Wielu, nie mogąc wejść do kościoła, szuka Boga w swoim sercu. Może przez ten trudny czas nauczą się modlić?
I nagle pusto. Nie ma nikogo na korytarzu. Cicho i głucho. Ktoś wyłączył dzwonek. Zimno. Chodzę po pustej szkole, a wszędzie jakby duchy w oczekiwaniu na zmartwychwstanie.
Przecież to nie są wakacje. W wakacje szkoła odpoczywa, bierze głęboki oddech, cała skąpana w słońcu. Pełna nadziei i oczekiwania na pierwszy dzwonek. Ptaki za oknami wyśpiewują swoje trele. Z orlika dobiegają odgłosy grających w piłkę. Plac zabaw jest pełen radości i dziecięcego śmiechu. Tętni życiem jak wakacyjne przedszkole.
Teraz za oknem pusty orlik, ogrodzony wysoką siatką, sprawia wrażenie jakiejś obozowej zony, więziennego spacerniaka. Plac zabaw dla dzieci też w żałobie. Niepokojone przez nikogo kawki skrzeczą i gubią gałązki, jak gdyby nigdy nic, budują swoje gniazda.

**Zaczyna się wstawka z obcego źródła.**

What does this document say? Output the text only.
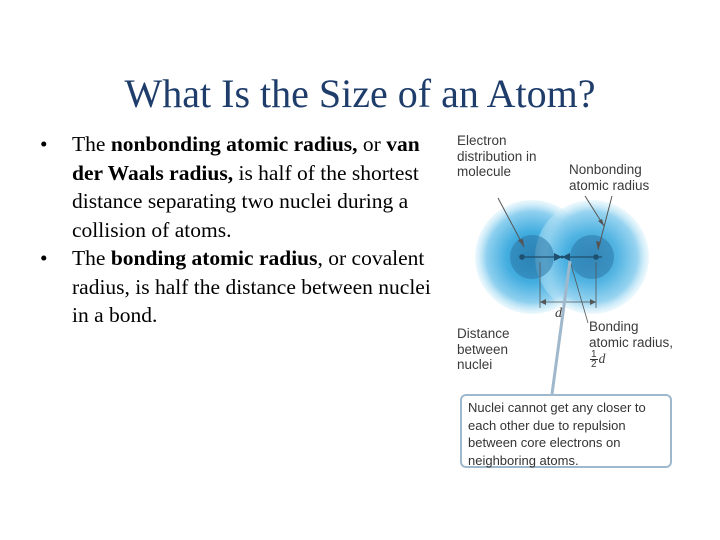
What Is the Size of an Atom?
• The nonbonding atomic radius, or van der Waals radius, is half of the shortest distance separating two nuclei during a collision of atoms.
• The bonding atomic radius, or covalent radius, is half the distance between nuclei in a bond.
Electron distribution in molecule	Nonbonding atomic radius
d
Distance between nuclei
Bonding atomic radius,
$\frac{1}{2}$ d
Nuclei cannot get any closer to each other due to repulsion between core electrons on neighboring atoms.
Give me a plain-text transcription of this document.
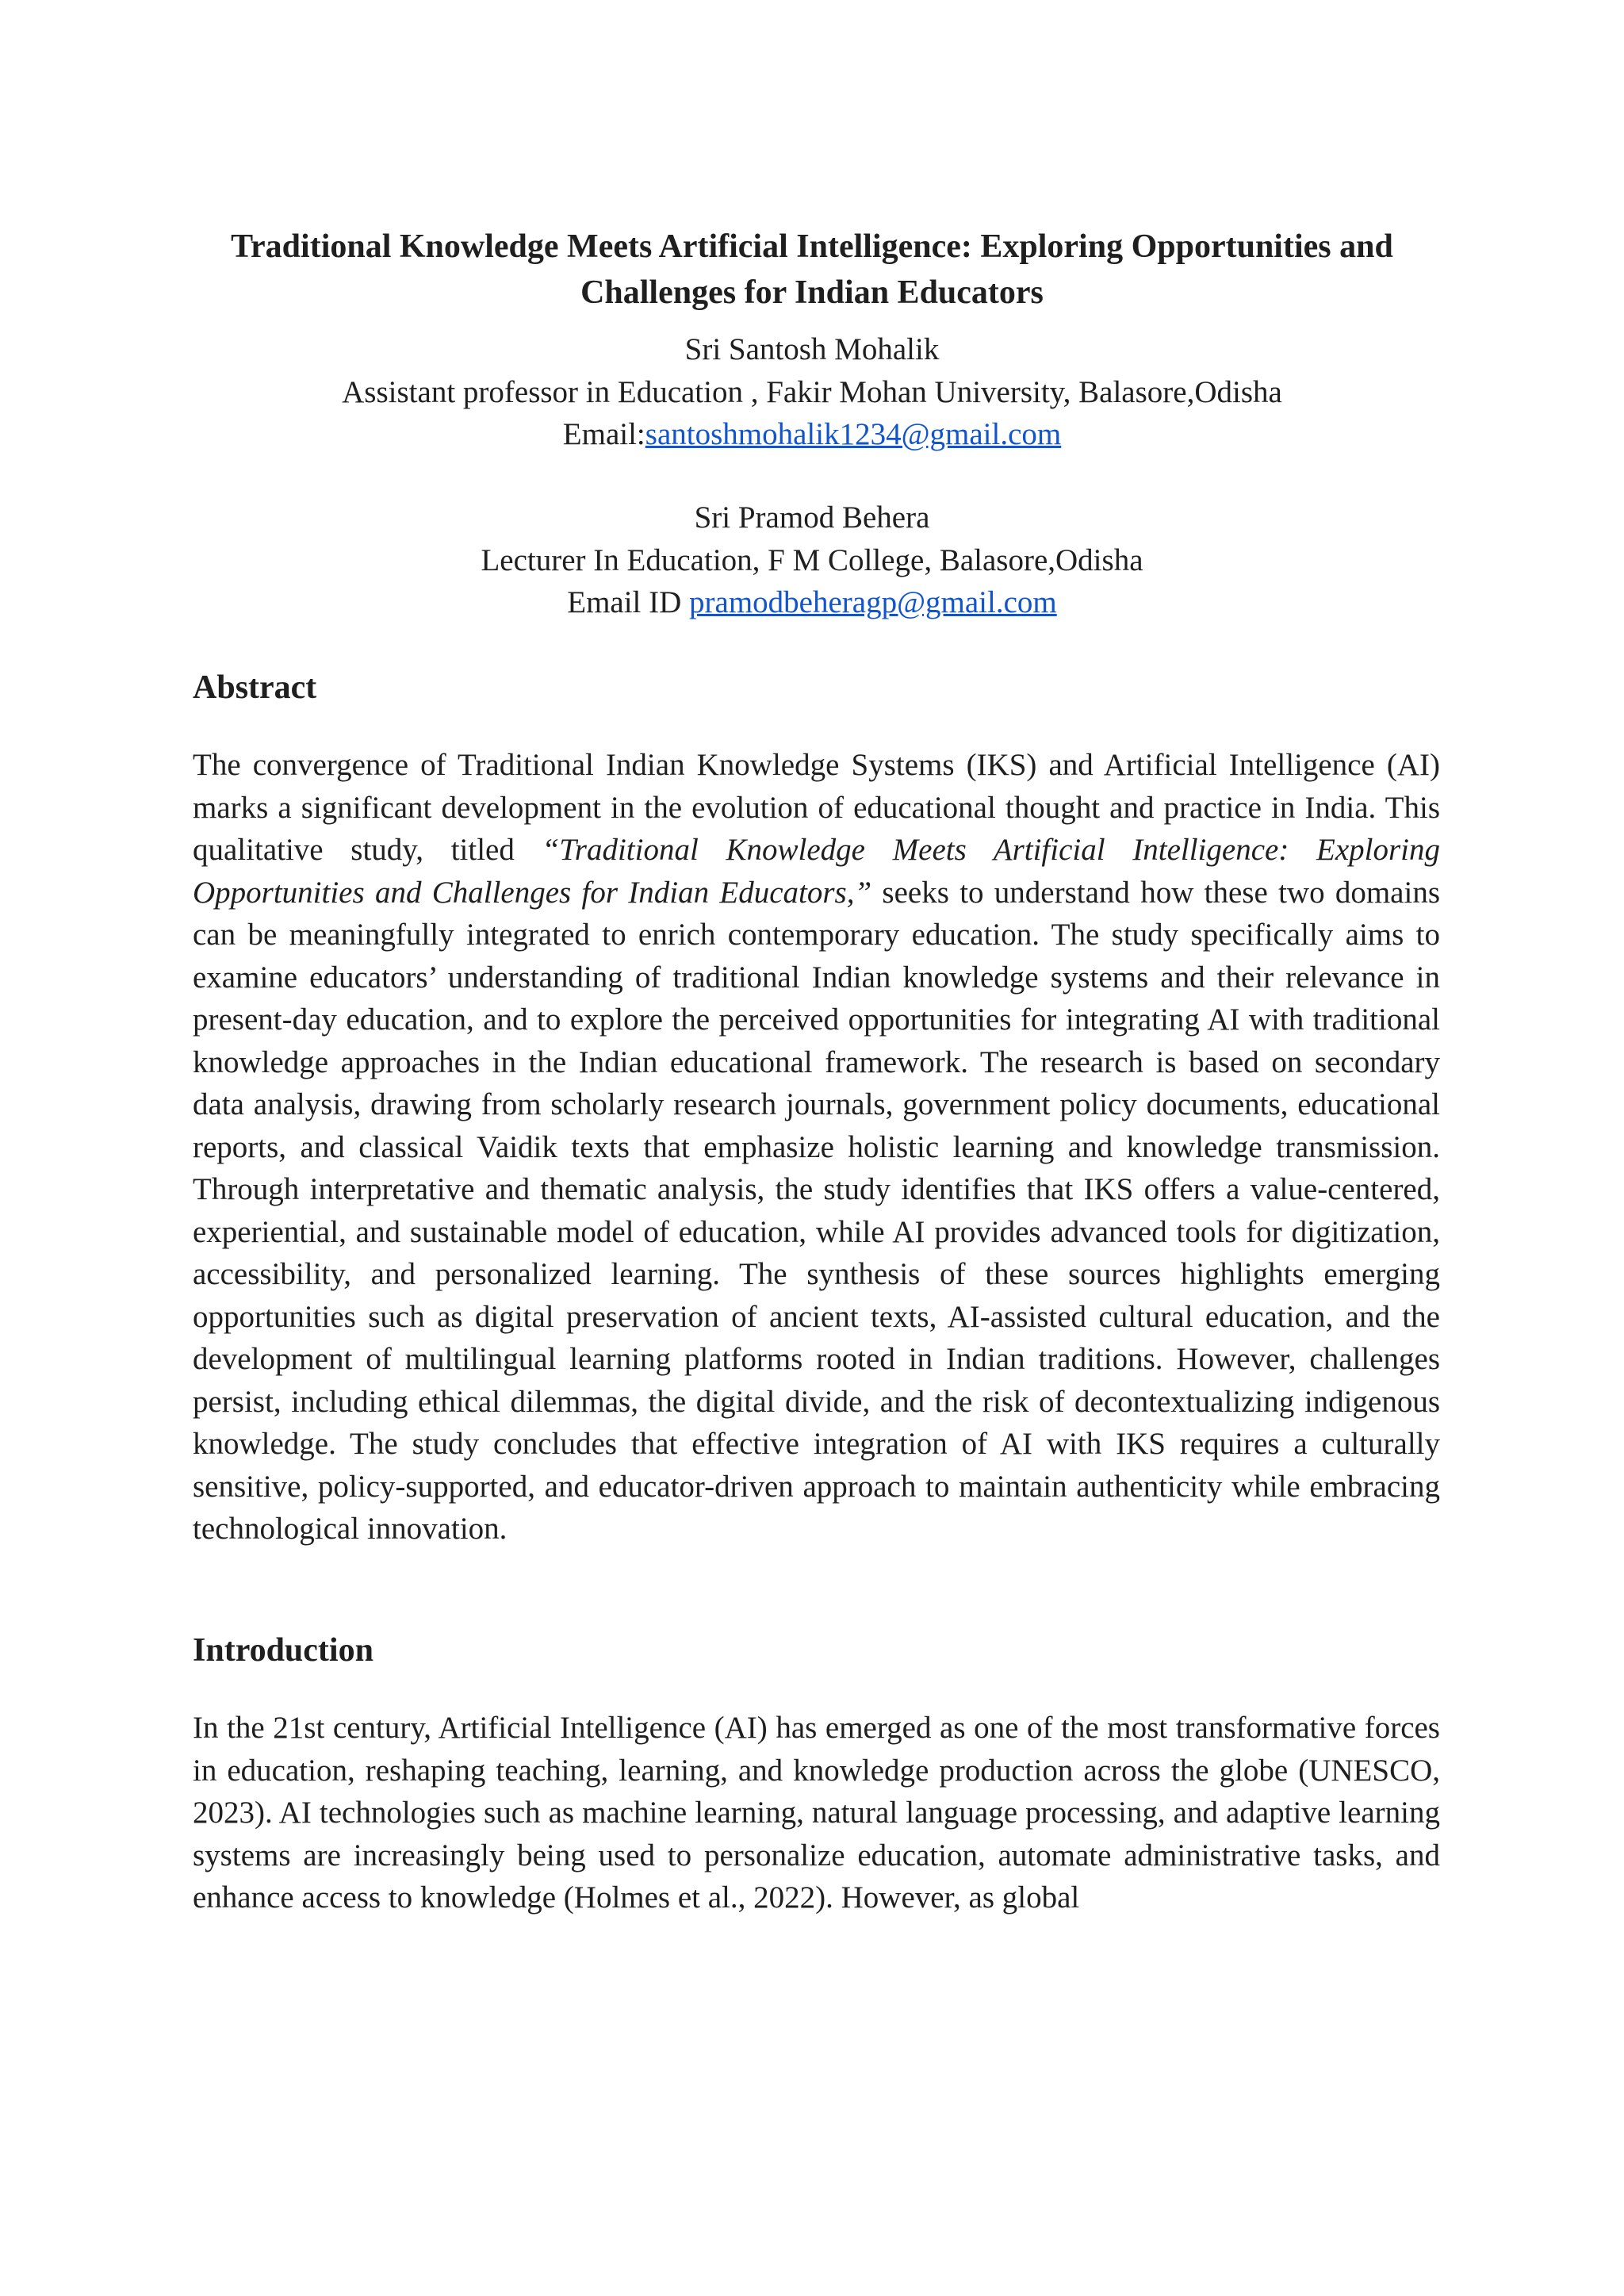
Traditional Knowledge Meets Artificial Intelligence: Exploring Opportunities and Challenges for Indian Educators
Sri Santosh Mohalik
Assistant professor in Education , Fakir Mohan University, Balasore,Odisha
Email:santoshmohalik1234@gmail.com
Sri Pramod Behera
Lecturer In Education, F M College, Balasore,Odisha
Email ID pramodbeheragp@gmail.com
Abstract

The convergence of Traditional Indian Knowledge Systems (IKS) and Artificial Intelligence (AI) marks a significant development in the evolution of educational thought and practice in India. This qualitative study, titled “Traditional Knowledge Meets Artificial Intelligence: Exploring Opportunities and Challenges for Indian Educators,” seeks to understand how these two domains can be meaningfully integrated to enrich contemporary education. The study specifically aims to examine educators’ understanding of traditional Indian knowledge systems and their relevance in present-day education, and to explore the perceived opportunities for integrating AI with traditional knowledge approaches in the Indian educational framework. The research is based on secondary data analysis, drawing from scholarly research journals, government policy documents, educational reports, and classical Vaidik texts that emphasize holistic learning and knowledge transmission. Through interpretative and thematic analysis, the study identifies that IKS offers a value-centered, experiential, and sustainable model of education, while AI provides advanced tools for digitization, accessibility, and personalized learning. The synthesis of these sources highlights emerging opportunities such as digital preservation of ancient texts, AI-assisted cultural education, and the development of multilingual learning platforms rooted in Indian traditions. However, challenges persist, including ethical dilemmas, the digital divide, and the risk of decontextualizing indigenous knowledge. The study concludes that effective integration of AI with IKS requires a culturally sensitive, policy-supported, and educator-driven approach to maintain authenticity while embracing technological innovation.

Introduction

In the 21st century, Artificial Intelligence (AI) has emerged as one of the most transformative forces in education, reshaping teaching, learning, and knowledge production across the globe (UNESCO, 2023). AI technologies such as machine learning, natural language processing, and adaptive learning systems are increasingly being used to personalize education, automate administrative tasks, and enhance access to knowledge (Holmes et al., 2022). However, as global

W polonistycznej klasie na biurku milczą książki. Spadły z tablicy ostatnie słowa odmieniane przez liczby i przypadki. W następnej sali też głusza i wisi wśród niemych ścian pytanie: do kiedy? Z sali gimnastycznej wieje chłodem i niepokojącą ciszą. Nic nie wygląda tak przygnębiająco, jak opuszczona szkoła. Jeszcze słychać śmiech i gwar, ale to tylko złudzenie. Jestem tego świadomy i pustka murów szkolnych mówi to dobitnie.

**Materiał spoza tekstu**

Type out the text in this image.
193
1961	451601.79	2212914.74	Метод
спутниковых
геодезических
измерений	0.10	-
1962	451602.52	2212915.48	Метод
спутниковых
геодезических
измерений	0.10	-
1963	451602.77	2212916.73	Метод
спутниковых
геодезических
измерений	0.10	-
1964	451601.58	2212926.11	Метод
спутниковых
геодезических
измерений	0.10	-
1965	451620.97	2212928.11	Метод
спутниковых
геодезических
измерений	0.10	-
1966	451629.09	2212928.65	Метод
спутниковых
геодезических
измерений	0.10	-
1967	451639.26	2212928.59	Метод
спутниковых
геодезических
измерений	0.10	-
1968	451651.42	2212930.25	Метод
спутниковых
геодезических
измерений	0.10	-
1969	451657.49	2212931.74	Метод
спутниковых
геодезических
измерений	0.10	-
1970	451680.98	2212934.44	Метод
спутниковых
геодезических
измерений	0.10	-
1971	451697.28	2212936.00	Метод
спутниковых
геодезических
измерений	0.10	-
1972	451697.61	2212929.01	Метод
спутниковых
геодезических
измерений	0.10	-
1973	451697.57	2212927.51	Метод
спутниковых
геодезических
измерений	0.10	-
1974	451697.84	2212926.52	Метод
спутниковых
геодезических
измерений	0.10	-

Brązowe popiersie Jana Pawła II na ścianie korytarza sprawia, że przychodzą mi na myśl jego słowa: "Wymagajcie od siebie, choćby inni od was nie wymagali". Teraz nabierają znaczenia.. Ten epidemiczny czas to najważniejsza lekcja nie tylko dla uczniów, ale dla nas wszystkich domowe zadanie do odrobienia. A właśnie teraz, kiedy piszę te słowa, jest 15. rocznica śmierci naszego papieża. Już święty, jest więc orędownikiem naszych próśb.